In [1]:
from google_play_scraper import reviews, Sort
import pandas as pd
from tqdm import tqdm
import time
from datetime import datetime

BANKS = {
    "Chase": "com.chase.sig.android",
    "Bank of America": "com.infonow.bofa",
    "Wells Fargo": "com.wf.wellsfargomobile"
}

def scrape_reviews(app_id: str, bank_name: str, count: int = 400) -> pd.DataFrame:
    """Scrape reviews with rate limiting and error handling"""
    all_reviews = []
    continuation_token = None
    
    with tqdm(total=count, desc=f"Scraping {bank_name}") as pbar:
        while len(all_reviews) < count:
            try:
                result, continuation_token = reviews(
                    app_id,
                    lang='en',
                    count=min(100, count - len(all_reviews)),
                    sort=Sort.NEWEST,
                    continuation_token=continuation_token
                )
                
                if not result:
                    break
                    
                for review in result:
                    all_reviews.append({
                        'review': review.get('content', '').strip(),
                        'rating': review.get('score', 0),
                        'date': review.get('at', datetime.now()).strftime('%Y-%m-%d'),
                        'bank': bank_name,
                        'source': 'Google Play Store'
                    })
                
                pbar.update(len(result))
                time.sleep(2)  # Rate limiting
                
            except Exception as e:
                print(f"Error: {e}")
                time.sleep(30)
    
    return pd.DataFrame(all_reviews)

def main():
    all_data = pd.DataFrame()
    for bank_name, app_id in BANKS.items():
        df = scrape_reviews(app_id, bank_name)
        all_data = pd.concat([all_data, df], ignore_index=True)
    
    # Preprocessing
    all_data = all_data.drop_duplicates(subset=['review', 'bank'])
    all_data = all_data.dropna(subset=['review'])
    all_data.to_csv('bank_reviews.csv', index=False)
    print(f"Saved {len(all_data)} reviews to bank_reviews.csv")
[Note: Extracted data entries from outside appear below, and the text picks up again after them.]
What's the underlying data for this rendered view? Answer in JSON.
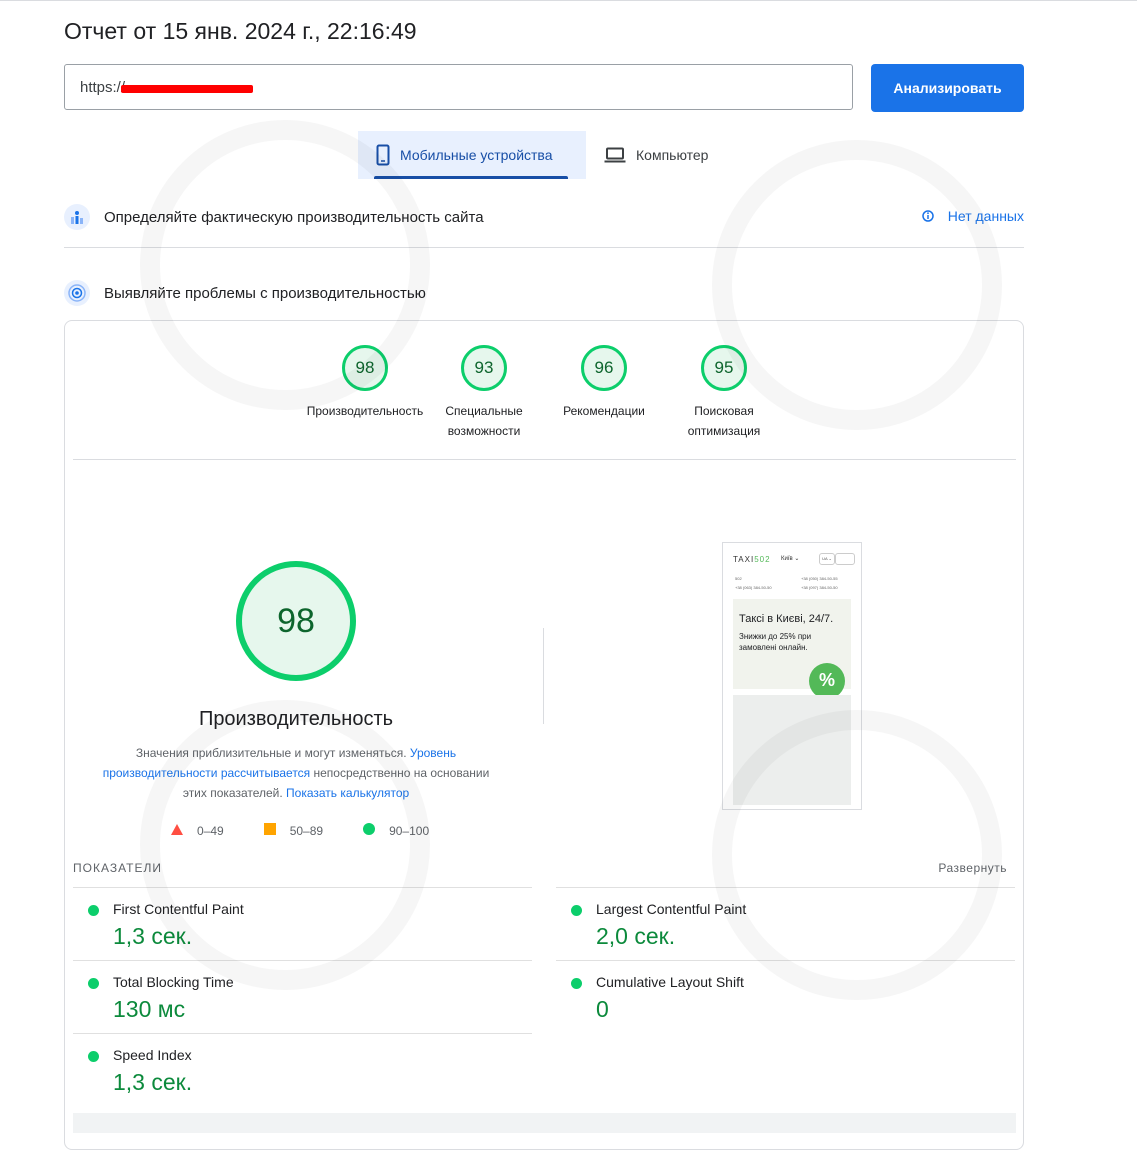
{
  "report": {
    "title": "Отчет от 15 янв. 2024 г., 22:16:49"
  },
  "url_input": {
    "value": "https://"
  },
  "analyze_button": {
    "label": "Анализировать"
  },
  "tabs": [
    {
      "label": "Мобильные устройства",
      "icon": "smartphone-icon",
      "selected": true
    },
    {
      "label": "Компьютер",
      "icon": "laptop-icon",
      "selected": false
    }
  ],
  "field_section": {
    "text": "Определяйте фактическую производительность сайта",
    "no_data_label": "Нет данных"
  },
  "lab_section": {
    "text": "Выявляйте проблемы с производительностью"
  },
  "categories": [
    {
      "score": "98",
      "label": "Производительность"
    },
    {
      "score": "93",
      "label": "Специальные возможности"
    },
    {
      "score": "96",
      "label": "Рекомендации"
    },
    {
      "score": "95",
      "label": "Поисковая оптимизация"
    }
  ],
  "performance": {
    "score": "98",
    "title": "Производительность",
    "desc_text1": "Значения приблизительные и могут изменяться. ",
    "desc_link1": "Уровень производительности рассчитывается",
    "desc_text2": " непосредственно на основании этих показателей. ",
    "desc_link2": "Показать калькулятор"
  },
  "legend": [
    {
      "range": "0–49",
      "color": "#ff4e42",
      "shape": "triangle"
    },
    {
      "range": "50–89",
      "color": "#ffa400",
      "shape": "square"
    },
    {
      "range": "90–100",
      "color": "#0cce6b",
      "shape": "circle"
    }
  ],
  "screenshot": {
    "logo_text": "TAXI",
    "logo_num": "502",
    "city": "Київ ⌄",
    "lang": "UA ⌄",
    "phone1": "502",
    "phone2": "+38 (050) 384-50-55",
    "phone3": "+38 (063) 384-50-50",
    "phone4": "+38 (097) 384-50-50",
    "headline": "Таксі в Києві, 24/7.",
    "subline": "Знижки до 25% при замовлені онлайн.",
    "badge": "%"
  },
  "metrics_header": {
    "label": "ПОКАЗАТЕЛИ",
    "expand_label": "Развернуть"
  },
  "metrics": [
    {
      "name": "First Contentful Paint",
      "value": "1,3 сек.",
      "status_color": "#0cce6b"
    },
    {
      "name": "Largest Contentful Paint",
      "value": "2,0 сек.",
      "status_color": "#0cce6b"
    },
    {
      "name": "Total Blocking Time",
      "value": "130 мс",
      "status_color": "#0cce6b"
    },
    {
      "name": "Cumulative Layout Shift",
      "value": "0",
      "status_color": "#0cce6b"
    },
    {
      "name": "Speed Index",
      "value": "1,3 сек.",
      "status_color": "#0cce6b"
    }
  ],
  "colors": {
    "accent": "#1a73e8",
    "pass": "#0cce6b",
    "pass_text": "#0c8a3c"
  }
}
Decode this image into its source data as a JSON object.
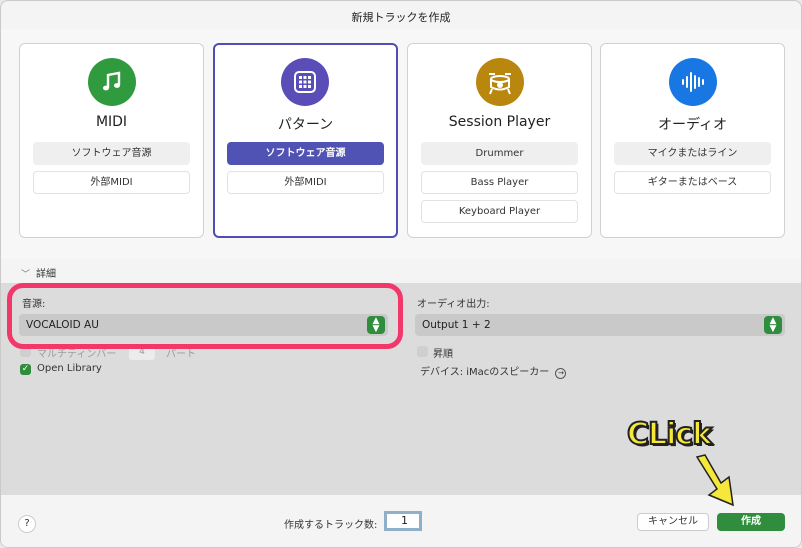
{
  "window": {
    "title": "新規トラックを作成"
  },
  "cards": [
    {
      "title": "MIDI",
      "icon": "music-note-icon",
      "color": "#2f9a3e",
      "options": [
        {
          "label": "ソフトウェア音源",
          "state": "gray"
        },
        {
          "label": "外部MIDI",
          "state": "normal"
        }
      ]
    },
    {
      "title": "パターン",
      "icon": "grid-icon",
      "color": "#5a4db8",
      "options": [
        {
          "label": "ソフトウェア音源",
          "state": "active"
        },
        {
          "label": "外部MIDI",
          "state": "normal"
        }
      ]
    },
    {
      "title": "Session Player",
      "icon": "drum-icon",
      "color": "#b9860e",
      "options": [
        {
          "label": "Drummer",
          "state": "gray"
        },
        {
          "label": "Bass Player",
          "state": "normal"
        },
        {
          "label": "Keyboard Player",
          "state": "normal"
        }
      ]
    },
    {
      "title": "オーディオ",
      "icon": "waveform-icon",
      "color": "#1877e3",
      "options": [
        {
          "label": "マイクまたはライン",
          "state": "gray"
        },
        {
          "label": "ギターまたはベース",
          "state": "normal"
        }
      ]
    }
  ],
  "details": {
    "toggle_label": "詳細",
    "instrument_label": "音源:",
    "instrument_value": "VOCALOID AU",
    "multitimbral_label": "マルチティンバー",
    "multitimbral_value": "4",
    "multitimbral_unit": "パート",
    "open_library_label": "Open Library",
    "audio_output_label": "オーディオ出力:",
    "audio_output_value": "Output 1 + 2",
    "ascending_label": "昇順",
    "device_label": "デバイス: iMacのスピーカー"
  },
  "footer": {
    "help_label": "?",
    "count_label": "作成するトラック数:",
    "count_value": "1",
    "cancel_label": "キャンセル",
    "create_label": "作成"
  },
  "annotation": {
    "text": "CLick",
    "color": "#f5e83a",
    "highlight_color": "#f2386a"
  }
}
if __name__ == "__main__":
    main()

Scraping Chase: 100%|██████████| 400/400 [00:11<00:00, 33.52it/s] 
Scraping Bank of America: 100%|██████████| 400/400 [00:47<00:00,  8.35it/s] 
Scraping Wells Fargo: 100%|██████████| 400/400 [00:12<00:00, 32.27it/s]

Saved 1102 reviews to bank_reviews.csv





In [3]:
import pandas as pd
from datetime import datetime

def preprocess_reviews(input_file='bank_reviews.csv', output_file='clean_reviews.csv'):
    """Data cleaning pipeline"""
    df = pd.read_csv(input_file)
    
    # 1. Handle missing data
    df = df.dropna(subset=['review'])
    df['rating'] = df['rating'].fillna(0).astype(int)
    
    # 2. Normalize dates
    df['date'] = pd.to_datetime(df['date'], errors='coerce').dt.strftime('%Y-%m-%d')
    
    # 3. Text cleaning
    df['review'] = df['review'].str.strip()
    df = df[df['review'].str.len() > 5]  # Remove empty/short reviews
    
    # 4. Save cleaned data
    df.to_csv(output_file, index=False)
    print(f"Cleaned data saved to {output_file}")
    print(f"Final stats:\n{df['bank'].value_counts()}")
    return df

if __name__ == "__main__":
    preprocess_reviews()

Cleaned data saved to clean_reviews.csv
Final stats:
bank
Wells Fargo        358
Chase              355
Bank of America    353
Name: count, dtype: int64